21. Create Multi-Property Variants

Skills: Component with two variant properties (e.g. Size + State); Small, Medium, Large sizes; Default, Disabled states; Combined variant matrix (3 sizes × 2 states = 6 variants)

A component can have multiple variant properties — for example, Size (Small / Medium / Large) × State (Default / Hover / Active / Disabled). This creates a variant matrix that gives you full control over every combination.

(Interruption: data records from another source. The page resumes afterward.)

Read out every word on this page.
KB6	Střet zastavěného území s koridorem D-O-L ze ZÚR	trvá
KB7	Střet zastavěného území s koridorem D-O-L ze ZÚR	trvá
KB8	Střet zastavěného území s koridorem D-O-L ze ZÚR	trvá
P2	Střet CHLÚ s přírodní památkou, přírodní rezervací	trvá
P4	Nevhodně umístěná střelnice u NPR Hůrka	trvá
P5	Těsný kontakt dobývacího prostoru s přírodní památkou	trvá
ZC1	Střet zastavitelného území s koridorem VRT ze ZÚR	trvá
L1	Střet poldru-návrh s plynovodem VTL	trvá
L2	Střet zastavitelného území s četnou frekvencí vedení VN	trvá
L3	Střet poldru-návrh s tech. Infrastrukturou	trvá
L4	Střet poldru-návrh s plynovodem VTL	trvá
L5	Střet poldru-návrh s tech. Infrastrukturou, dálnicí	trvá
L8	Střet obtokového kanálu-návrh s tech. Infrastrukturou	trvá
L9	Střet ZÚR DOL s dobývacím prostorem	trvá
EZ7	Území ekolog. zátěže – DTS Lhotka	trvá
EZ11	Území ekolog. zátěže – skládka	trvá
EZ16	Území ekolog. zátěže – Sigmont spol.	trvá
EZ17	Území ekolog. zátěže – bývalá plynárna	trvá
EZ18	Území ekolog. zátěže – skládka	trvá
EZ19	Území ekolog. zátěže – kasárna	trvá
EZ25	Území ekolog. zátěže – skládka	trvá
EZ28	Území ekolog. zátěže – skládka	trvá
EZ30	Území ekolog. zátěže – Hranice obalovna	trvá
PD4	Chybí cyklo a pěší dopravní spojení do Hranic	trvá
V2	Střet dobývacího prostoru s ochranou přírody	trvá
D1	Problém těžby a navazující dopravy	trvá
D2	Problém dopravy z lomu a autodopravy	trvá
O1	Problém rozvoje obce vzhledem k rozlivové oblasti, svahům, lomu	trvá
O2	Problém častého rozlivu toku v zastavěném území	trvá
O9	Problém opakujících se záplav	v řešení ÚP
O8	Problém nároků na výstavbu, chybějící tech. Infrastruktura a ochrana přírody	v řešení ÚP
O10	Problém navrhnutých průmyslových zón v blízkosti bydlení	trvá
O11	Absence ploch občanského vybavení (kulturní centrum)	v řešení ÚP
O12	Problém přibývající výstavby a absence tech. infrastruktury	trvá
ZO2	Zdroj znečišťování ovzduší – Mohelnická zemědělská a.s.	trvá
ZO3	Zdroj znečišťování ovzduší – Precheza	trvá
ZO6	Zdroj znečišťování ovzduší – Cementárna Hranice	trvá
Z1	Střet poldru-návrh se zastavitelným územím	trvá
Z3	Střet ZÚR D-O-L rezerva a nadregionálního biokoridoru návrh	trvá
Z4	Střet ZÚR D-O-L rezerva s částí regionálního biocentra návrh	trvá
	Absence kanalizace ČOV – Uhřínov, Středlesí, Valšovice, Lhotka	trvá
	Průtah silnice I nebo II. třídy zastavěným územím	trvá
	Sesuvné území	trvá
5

21. Create Multi-Property Variants
Figure: A 3×2 variant matrix with Size (Small, Medium, Large) and State (Default, Disabled) properties — 6 total variants.

Step-by-step

  1. Create a simple button component: a rounded rectangle with text inside, enabled with Auto Layout
  2. Press Ctrl + Alt + K to make it a component
  3. In the Properties panel, click the + icon next to Variant. Create a property called "Size" with values: "Small", "Medium", "Large"
  4. In each size variant, adjust the button dimensions and text size. Small: 32px tall. Medium: 44px tall. Large: 56px tall
  5. Now add a second variant property. Click the + icon again. Create a property called "State" with values: "Default", "Hover", "Active", "Disabled"
  6. Figma generates a matrix of all combinations (3 sizes × 4 states = 12 variants). Click each cell to edit it
  7. Default: normal fill. Hover: slightly lighter fill. Active: darker fill. Disabled: grey fill, reduced opacity
  8. Adjust text colour per state if needed (e.g. white for Default, light grey for Disabled)
  9. Rename variant cells with meaningful names (e.g. "Small/Default", "Large/Disabled") for clarity
  10. Test by creating an instance and changing the Size and State properties independently

Pro tip

The variant matrix grows quickly! 3 sizes × 4 states = 12 variants. That's manageable, but be careful — adding 2 more states creates 3 × 6 = 18 variants. Plan ahead.